Spark

November 3, 2020

Nellie King Solomon and Visions: Freedom with Barriers

Artist Nellie King Solomon hosts a Zoom workshop with Scottsdale Arts Learning & Innovation’s Visions teens. Screenshot: Scottsdale Arts.

Teen artists from Scottsdale Arts Learning & Innovation’s Visions program had the incredible opportunity to partake in a Zoom painting workshop with exhibiting artist Nellie King Solomon, of the current mother-daughter exhibition BEYOND: Works by Nellie King Solomon and Barbara Stauffacher Solomon at Scottsdale Museum of Contemporary Art (SMoCA).

Nellie King Solomon (b. 1971, San Francisco) approaches painting with equal parts irreverence and admiration. The exhibition features recent and never-before-seen, large-scale works that use abstraction and realism to tell stories, resulting in experiential paintings. In lieu of canvas and brushes, King Solomon paints on the sharp industrial material of Mylar, using custom wood and glass tools for pulling the paint around in sweeping, gestural marks. Bold colors and unusual materials, like asphalt, swirl about, captivating the senses and revealing the tension between spontaneity and rigor at work in her practice. 

Two of King Solomon’s large works are pictured on exhibition at SMoCA: Magenta, 2013, and Breaking up the Concrete Cloud I, 2020. Photo: Grey Shed Studio.

Using simple supplies, such as sumi ink and gesso, King Solomon worked alongside advanced art students from Saguaro High School and Shadow Mountain High School to impart patience, intentionality, and purpose in their mark-making. The workshop was titled Freedom with Barriers and showed the students how the immediacy of a single mark with a minimal palette and working in multiples expresses their perception of the world and themselves.  

Nellie King Solomon demonstrates intentional mark-making techniques with Saguaro High School and Shadow Mountain High School students via Zoom. Screenshot: Scottsdale Arts.

The results were fascinating as Visions students created subtle barriers for their pieces that slowly evolved into different forms over the day-long workshop. King Solomon taught them how every element involved in making a piece has an impact on their decision-making and stylizing with their paintings, whether that be the tools they are using, the environment they are in, the emotion they want to evoke, or the physical parameters of the piece. 

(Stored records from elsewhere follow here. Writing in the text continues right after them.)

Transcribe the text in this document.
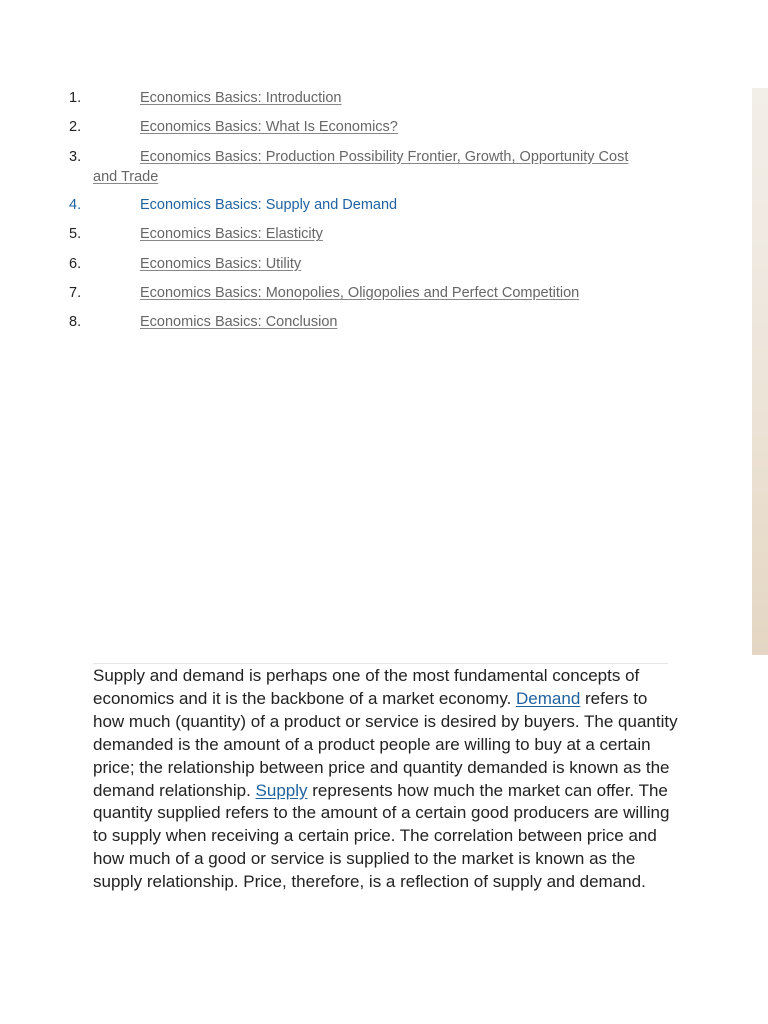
1.	Economics Basics: Introduction
2.	Economics Basics: What Is Economics?
3.	Economics Basics: Production Possibility Frontier, Growth, Opportunity Cost and Trade
4.	Economics Basics: Supply and Demand
5.	Economics Basics: Elasticity
6.	Economics Basics: Utility
7.	Economics Basics: Monopolies, Oligopolies and Perfect Competition
8.	Economics Basics: Conclusion

Supply and demand is perhaps one of the most fundamental concepts of economics and it is the backbone of a market economy. Demand refers to how much (quantity) of a product or service is desired by buyers. The quantity demanded is the amount of a product people are willing to buy at a certain price; the relationship between price and quantity demanded is known as the demand relationship. Supply represents how much the market can offer. The quantity supplied refers to the amount of a certain good producers are willing to supply when receiving a certain price. The correlation between price and how much of a good or service is supplied to the market is known as the supply relationship. Price, therefore, is a reflection of supply and demand.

Shadow Mountain High School student Sofia LaCosta’s work and progression. Screenshots: Scottsdale Arts.

While the pandemic has certainly had its downsides, hosting Zoom workshops has allowed Visions students to work with exemplary artists across geographical barriers. The students had an absolute blast working with Nellie and look forward to seeing her and her mother’s exhibition at SMoCA, on view until January 31, 2021. 

Visions paintings from the workshop with King Solomon. Screenshot: Scottsdale Arts.